Look, people. Death is all around you. We're BORN owing God - or Nature, or whatever - a death. As my old drill sergeant used to say, the single most fucked up thing about Life is that NOBODY gets out of it alive.
If you're going to get all freaky worrying about your safety or groveling on your knees begging God to save you because anti-abortion propaganda drove some loony to shoot up medical clinics, or because some asshole with a religious mania, or a nasty personality, shot up his workplace's Christmas party you're worrying about the wrong thing.
An e. coli bug, or a drunk driver, or that third goddamn Hostess Ho-ho you just ate is gonna kill you long before some Islamic nut or some rightwing manic.
So...you could get all freaky about what seems like a mad orgy of death and destruction and the end of times and OH MY FUCKING GOD!!!!
Or. You can listen to an old Army sergeant.
You're gonna die. Yep. Some day you're dead meat. Pinin' for the fjords. Ceased to be. Expired.
But.
Until then every day you live you are a gift of love.
So hug your children. Drink something strange, and adventurous. Sit out under the stars and watch the universe wheel overhead. Hold someone dear to you very, very close and still, so still that all you can hear is your heartbeat and theirs. Kiss their skin softly, sweetly, and inhale their scent and stop and remember; every day you live you are a gift of love.
Someday you will die.
But not today.
6 comments:
Gee, "Love". What a concept.
Love something beyond your own mortal gonna die anyway self, but still love yourselves and others as if your life depended upon it.
bb
One of the things about people who believe in "bigger things", whether the "thing" is political or religious or philosophical seems to be a willingness, even an eagerness, to sacrifice people for that thing. One reason I have moved away from those things is that I've come to believe that simple human good; peace, love, as much happiness and contentment as can be attained is more valuable than the noblest thing.
I've gotten to the point where the place where I'll dig in and fight is where you come to enlist me and mine in your crusade or your revolution. Given the suffering and horror those will bring...
I can't stop the crusaders. But I sure as Hell won't join them, and will resist them to the degree I can.
I've known for a long time now where you stand on religion in general, and I respect that. But I still consider you someone worthwhile, even so far as to buy you your favorite brew if we should ever stand face to face, and not b/c of your previous occupation, but b/c your head and heart are in the right places, IMVHO.
I do have a confession to make, I haven't been to church for a couple of years now, b/c of our present situation, and I do miss it for a few reasons. Ventura is right in his infamous quote about religion. but then he continues by using a well known religious concept. It is a paradox, a conundrum, and I personally do not know why professed believers are not raging commie pinko liberal fanatics, even in the denomination I favor.
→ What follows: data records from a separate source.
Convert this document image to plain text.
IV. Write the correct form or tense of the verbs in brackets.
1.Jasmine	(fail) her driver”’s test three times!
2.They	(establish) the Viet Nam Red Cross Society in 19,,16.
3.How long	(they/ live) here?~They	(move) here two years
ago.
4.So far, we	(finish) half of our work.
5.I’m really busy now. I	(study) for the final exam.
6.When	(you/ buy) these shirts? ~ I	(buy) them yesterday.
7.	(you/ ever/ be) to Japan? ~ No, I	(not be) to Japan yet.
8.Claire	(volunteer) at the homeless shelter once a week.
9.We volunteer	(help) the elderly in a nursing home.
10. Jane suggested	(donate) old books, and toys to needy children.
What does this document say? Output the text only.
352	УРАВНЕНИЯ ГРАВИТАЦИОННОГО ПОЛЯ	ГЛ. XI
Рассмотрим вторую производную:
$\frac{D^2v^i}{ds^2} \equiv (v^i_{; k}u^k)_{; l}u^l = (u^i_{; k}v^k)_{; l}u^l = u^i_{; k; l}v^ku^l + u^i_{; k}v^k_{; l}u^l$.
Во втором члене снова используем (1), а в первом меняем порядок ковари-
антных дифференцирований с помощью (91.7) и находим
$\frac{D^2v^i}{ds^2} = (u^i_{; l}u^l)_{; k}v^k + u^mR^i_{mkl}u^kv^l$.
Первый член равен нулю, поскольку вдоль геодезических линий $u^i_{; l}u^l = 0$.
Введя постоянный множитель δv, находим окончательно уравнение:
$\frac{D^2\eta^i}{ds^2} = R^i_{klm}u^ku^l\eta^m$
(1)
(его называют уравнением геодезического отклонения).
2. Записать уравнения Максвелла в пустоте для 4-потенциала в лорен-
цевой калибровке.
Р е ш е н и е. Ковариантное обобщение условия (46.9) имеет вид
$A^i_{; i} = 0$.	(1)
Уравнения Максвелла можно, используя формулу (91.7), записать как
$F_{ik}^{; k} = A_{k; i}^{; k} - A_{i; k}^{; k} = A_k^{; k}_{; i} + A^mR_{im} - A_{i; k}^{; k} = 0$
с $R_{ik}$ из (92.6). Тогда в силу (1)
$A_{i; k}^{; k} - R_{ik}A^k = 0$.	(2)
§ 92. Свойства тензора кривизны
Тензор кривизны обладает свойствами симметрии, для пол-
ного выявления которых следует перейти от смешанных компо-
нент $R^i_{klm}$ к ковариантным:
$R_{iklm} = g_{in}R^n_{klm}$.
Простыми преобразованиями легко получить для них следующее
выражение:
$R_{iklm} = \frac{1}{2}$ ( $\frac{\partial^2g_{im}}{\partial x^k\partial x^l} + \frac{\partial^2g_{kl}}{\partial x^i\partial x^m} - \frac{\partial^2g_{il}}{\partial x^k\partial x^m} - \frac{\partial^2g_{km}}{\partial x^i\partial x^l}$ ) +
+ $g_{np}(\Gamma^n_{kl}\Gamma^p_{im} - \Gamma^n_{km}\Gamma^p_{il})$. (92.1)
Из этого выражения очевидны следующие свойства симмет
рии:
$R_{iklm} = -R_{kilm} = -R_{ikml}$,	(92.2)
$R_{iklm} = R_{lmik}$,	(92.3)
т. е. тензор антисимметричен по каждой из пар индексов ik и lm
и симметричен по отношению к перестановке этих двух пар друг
There is another religion many adhere to, that of Power and Money and Ego.
Which is why I am pleased you express such fine, noble and enlightening religious concept in this post.
Sorry. :)
bb
As Gandhi is supposed to have said; I love your Christ. The problem I have is with your Christians...they are so much unlike your Christ.
My problem with religion - as opposed to faith - is not the concept of a God or the idea of devotion or worship to a God (although, frankly, if I was a God I'd wonder what the fuck those hairless monkeys were doing, seeing that I had some quasars to experiment with and some galaxies to harmonize and fiddling with their ridiculous personal problems was really THEIR Problem, not mine...) but what seems to happen when people get together to do that as a group.
And the first thing they seem to want to do is find some sort of target for their anger and unhappiness. It's not JUST religion; Nazism and Leninism and Maoism did the same damn thing. Trumpism, if I may dignify the moment's sordid idiocy with a name, does it. But it helps if you can use the idea of an all-powerful God hating on the whatever or whoever you want.
In a sense, those people who use religion or a political creed as a mere vehicle for their desire for power, or money, or personal stroking are less frightening to me than the real True Believers. Those people you can buy off or frighten off.
The person of faith, who generally believes that his or her God requires sacrifice and is willing to die and kill to accomplish that?
THAT's a fucking scary person.
But in general I tend to agree with Chesterton; it's not that Christianity has been tried and found wanting, it is that it has been found difficult and not tried.
I remember meeting right after 9-11 who were all but afraid to leave their house for fear of a plane falling on them. I told them that the old of another 9-11 was infinitely small. And to date that has been true.
It would be nice if we could arrange things so that there's less chance of a Christmas party being shot-up. But then there's always a meteor from space... God's suggestion that it's time for the cockroaches to be in charge
I so wish more folks would wrap their minds around a couple of ideas implicit in your post: death comes for us all AND there are worse things than death that a society might find worth thinking about with the immediacy begin given to gun nuts.
Here in Washington State, gun sales are going through the roof. ::::shakes head:::: Talk about "cures" that can be worse than the disease.